Há uma pergunta que raramente é feita em voz alta, mas que organiza a vida de quase todas as mulheres: quem decidiu o que este corpo pode fazer? Quem determinou como deve parecer, quando pode sentir prazer, se pode ou não gerar vida, como deve se vestir para merecer respeito, até onde pode ir sem pedir permissão?
As respostas mudam conforme o lugar e o tempo. Mas a existência da pergunta — essa, permanece.
O corpo feminino foi tratado, ao longo da história, como território a ser administrado por outros. A família definiu sua função reprodutiva. A religião legislou sobre seu prazer. O Estado regulou sua capacidade de decidir sobre a gestação. A medicina substituiu saberes comunitários por autoridade centralizada. O mercado transformou sua aparência em produto e sua insegurança em lucro. Cada instituição produziu suas próprias fronteiras — e todas elas foram traçadas de fora.
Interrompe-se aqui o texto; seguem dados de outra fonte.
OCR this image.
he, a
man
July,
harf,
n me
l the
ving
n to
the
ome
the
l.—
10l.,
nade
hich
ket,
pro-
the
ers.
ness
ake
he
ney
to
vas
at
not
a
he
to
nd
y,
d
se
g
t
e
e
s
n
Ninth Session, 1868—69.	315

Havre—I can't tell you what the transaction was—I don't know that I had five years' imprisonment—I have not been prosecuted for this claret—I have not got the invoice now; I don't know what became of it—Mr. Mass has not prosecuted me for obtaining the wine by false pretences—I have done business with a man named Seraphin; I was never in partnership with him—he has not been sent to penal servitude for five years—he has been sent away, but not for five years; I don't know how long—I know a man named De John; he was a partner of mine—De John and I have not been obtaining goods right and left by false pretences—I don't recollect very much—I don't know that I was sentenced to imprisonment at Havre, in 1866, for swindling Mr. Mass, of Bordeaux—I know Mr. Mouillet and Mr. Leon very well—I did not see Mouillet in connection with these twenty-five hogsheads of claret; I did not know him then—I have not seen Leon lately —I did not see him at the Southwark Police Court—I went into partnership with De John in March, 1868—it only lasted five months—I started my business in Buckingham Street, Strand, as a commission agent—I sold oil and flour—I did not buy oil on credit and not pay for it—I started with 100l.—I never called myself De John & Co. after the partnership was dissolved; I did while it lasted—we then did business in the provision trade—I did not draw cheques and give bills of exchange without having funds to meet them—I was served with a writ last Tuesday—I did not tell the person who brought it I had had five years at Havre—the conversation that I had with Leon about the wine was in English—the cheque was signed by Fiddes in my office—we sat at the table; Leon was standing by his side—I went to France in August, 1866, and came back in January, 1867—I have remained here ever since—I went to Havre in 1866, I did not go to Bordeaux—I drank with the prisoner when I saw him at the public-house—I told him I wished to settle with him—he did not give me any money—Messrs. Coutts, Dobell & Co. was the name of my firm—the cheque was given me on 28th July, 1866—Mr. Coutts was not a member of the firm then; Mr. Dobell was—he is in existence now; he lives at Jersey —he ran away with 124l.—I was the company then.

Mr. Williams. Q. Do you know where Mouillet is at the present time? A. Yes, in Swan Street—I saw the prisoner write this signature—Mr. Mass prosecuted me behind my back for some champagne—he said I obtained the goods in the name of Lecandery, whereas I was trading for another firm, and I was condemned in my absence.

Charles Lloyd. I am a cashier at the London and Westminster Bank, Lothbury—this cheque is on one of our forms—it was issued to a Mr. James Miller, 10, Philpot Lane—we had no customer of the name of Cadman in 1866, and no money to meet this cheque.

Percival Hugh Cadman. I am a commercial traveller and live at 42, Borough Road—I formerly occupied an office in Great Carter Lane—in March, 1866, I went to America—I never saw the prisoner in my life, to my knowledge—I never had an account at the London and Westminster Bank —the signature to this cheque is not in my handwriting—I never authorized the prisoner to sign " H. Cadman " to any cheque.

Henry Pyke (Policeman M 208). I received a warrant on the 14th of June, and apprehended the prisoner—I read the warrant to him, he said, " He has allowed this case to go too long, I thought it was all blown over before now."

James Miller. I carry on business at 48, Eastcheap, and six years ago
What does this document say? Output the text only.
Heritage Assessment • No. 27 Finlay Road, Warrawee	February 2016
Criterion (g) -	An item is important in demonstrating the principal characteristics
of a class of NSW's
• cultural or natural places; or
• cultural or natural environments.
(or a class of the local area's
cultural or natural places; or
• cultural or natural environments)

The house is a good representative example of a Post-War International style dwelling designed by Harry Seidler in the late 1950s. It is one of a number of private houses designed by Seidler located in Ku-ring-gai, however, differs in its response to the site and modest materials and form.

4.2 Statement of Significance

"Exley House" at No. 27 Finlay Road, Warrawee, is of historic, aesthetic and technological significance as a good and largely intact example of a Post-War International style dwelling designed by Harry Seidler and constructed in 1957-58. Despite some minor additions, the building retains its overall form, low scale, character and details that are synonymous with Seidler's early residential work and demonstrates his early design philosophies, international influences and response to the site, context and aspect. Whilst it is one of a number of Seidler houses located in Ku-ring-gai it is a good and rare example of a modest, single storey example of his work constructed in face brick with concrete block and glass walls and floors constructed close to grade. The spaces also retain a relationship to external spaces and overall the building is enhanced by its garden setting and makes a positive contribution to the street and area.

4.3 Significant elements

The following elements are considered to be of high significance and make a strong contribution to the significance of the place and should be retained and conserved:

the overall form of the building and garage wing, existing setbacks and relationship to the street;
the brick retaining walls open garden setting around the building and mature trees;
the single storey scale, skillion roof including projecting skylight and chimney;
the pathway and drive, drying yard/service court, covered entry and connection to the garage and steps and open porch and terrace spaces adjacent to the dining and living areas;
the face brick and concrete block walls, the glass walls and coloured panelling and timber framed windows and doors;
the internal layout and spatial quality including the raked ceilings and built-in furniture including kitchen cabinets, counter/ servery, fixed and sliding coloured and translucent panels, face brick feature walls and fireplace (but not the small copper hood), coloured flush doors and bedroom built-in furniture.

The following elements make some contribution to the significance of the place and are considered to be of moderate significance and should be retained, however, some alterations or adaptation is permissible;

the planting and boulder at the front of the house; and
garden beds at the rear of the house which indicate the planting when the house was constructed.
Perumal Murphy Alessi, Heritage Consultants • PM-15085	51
Esse processo não foi uniforme. Teve cor, teve classe, teve geografia. O corpo da mulher negra escravizada no Brasil não foi apenas controlado — foi propriedade. Usado para o trabalho, para a reprodução forçada, para o prazer do senhor. A medicina colonial que se consolidou sobre esse território não chegou para cuidar: chegou para classificar, hierarquizar e substituir. As parteiras africanas e indígenas que transmitiam conhecimento sobre o próprio corpo entre gerações foram sistematicamente desqualificadas, perseguidas, silenciadas. O que se perdeu com elas não foi apenas técnica — foi autonomia. Foi a possibilidade de que o saber sobre o corpo feminino pertencesse às próprias mulheres e às suas comunidades.
Esse apagamento não foi acidental. Conhecimento é poder — e retirar de mulheres o conhecimento sobre seus próprios corpos foi uma forma precisa de manter dependência.
As mulheres zapatistas entenderam isso antes de 1994, quando produziram sua própria Lei Revolucionária das Mulheres. Não esperaram que a revolução chegasse para depois resolver a questão do corpo. Colocaram o corpo no centro: direito a decidir com quem se relacionar, quantas crianças ter, como participar da luta, como ocupar espaço dentro do próprio movimento. Foram fronteiras que traçaram por conta própria — não como concessão, mas como ruptura.
Em Rojava, no norte da Síria, mulheres kurdas construíram estruturas paralelas de organização — conselhos, forças de defesa, cooperativas — fundadas explicitamente na autonomia corporal e política como condição inseparável. Não havia projeto coletivo de liberdade que não passasse pela liberdade de cada corpo que o compunha.
A síntese anarquista, em suas múltiplas vertentes, entende que autonomia corporal não é direito individual a ser concedido por lei. É condição coletiva a ser construída. A lei pode reconhecer — mas não garante. Uma pessoa que vive sob dependência econômica, sob ameaça constante, sem acesso a saúde ou informação, não tem autonomia real mesmo que o Estado a declare livre no papel.
Construir essa autonomia de forma concreta significa rodas de conversa sobre saúde sexual e reprodutiva fora do controle médico institucional. Significa resgatar e valorizar saberes sobre o próprio corpo que foram suprimidos pela colonização. Significa redes de apoio para quem precisa interromper uma gestação em contexto de criminalização. Significa recusar tanto a tutela do Estado quanto a norma do mercado — que também produz suas próprias fronteiras, vendendo insegurança como produto e disciplinamento como beleza.
Nenhuma dessas fronteiras foi traçada por nós. E nenhuma delas precisa permanecer.
Na luta, nossos corpos são territórios que só nós habitamos!